Et quand, dans l’espace de deux secondes il acquiert la certitude que c’est Nine, quand il voit que c’est elle, dans l’ombre où elle n’ose parler encore et où ses bras nus et son visage font un halo de clair obscur, il interroge encore, quand même, mais plus bas ; et la passion de son jeune corps frissonnant fait trembler ses lèvres…

Il n’ose se lever ; il est nu ; il ne peut aller vers elle. L’audace de Nine l’épouvante ; et son cœur d’enfant, dans sa poitrine blanche, bat à coups doubles :

— Nine… c’est vous ?… Nine… Jeannine… c’est vous ?…
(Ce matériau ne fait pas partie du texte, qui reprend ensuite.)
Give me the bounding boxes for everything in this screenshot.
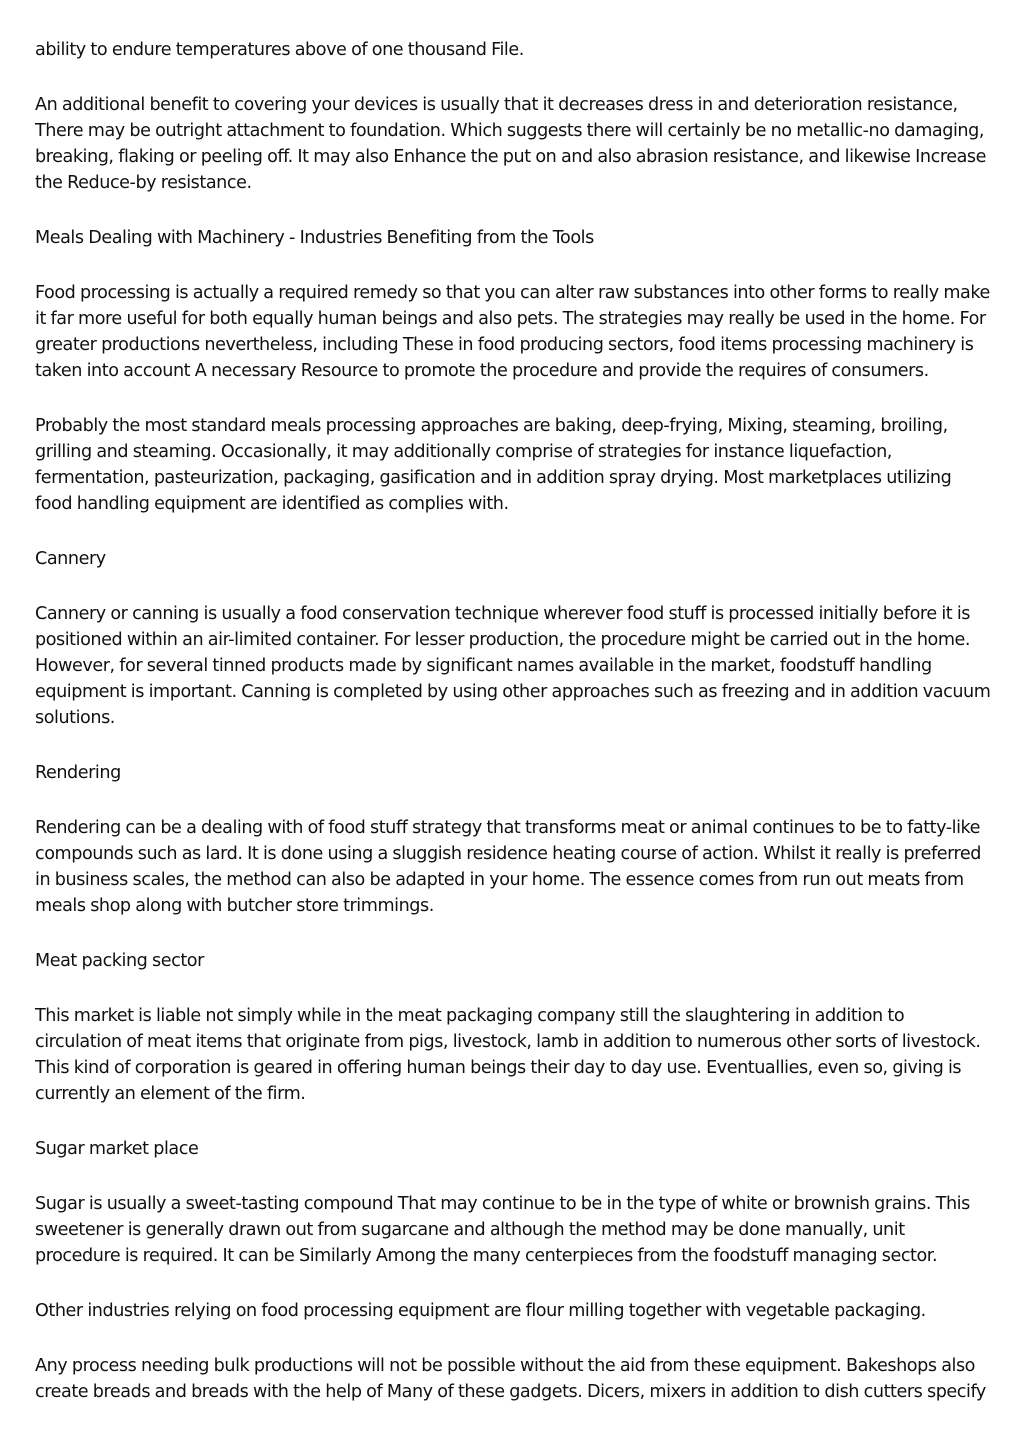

Et la voix chérie déjà se penche contre le lit de Lucet ; des chuchotements caressent les boucles légères de l’enfant ravi, et ses lèvres divinement fraîches reçoivent des lèvres hardies de Nine le « oui » qui affole sa chair voluptueuse. Et sans se voir, dans un mouvement imprévu, les bras nus de Nine rencontrent les bras nus de Chérubin. Leurs bouches étonnées se prennent… des mots curieux, des mots très doux, très caressants, très câlins et très heureux mouillent leur bouche que l’obscurité rend audacieuse…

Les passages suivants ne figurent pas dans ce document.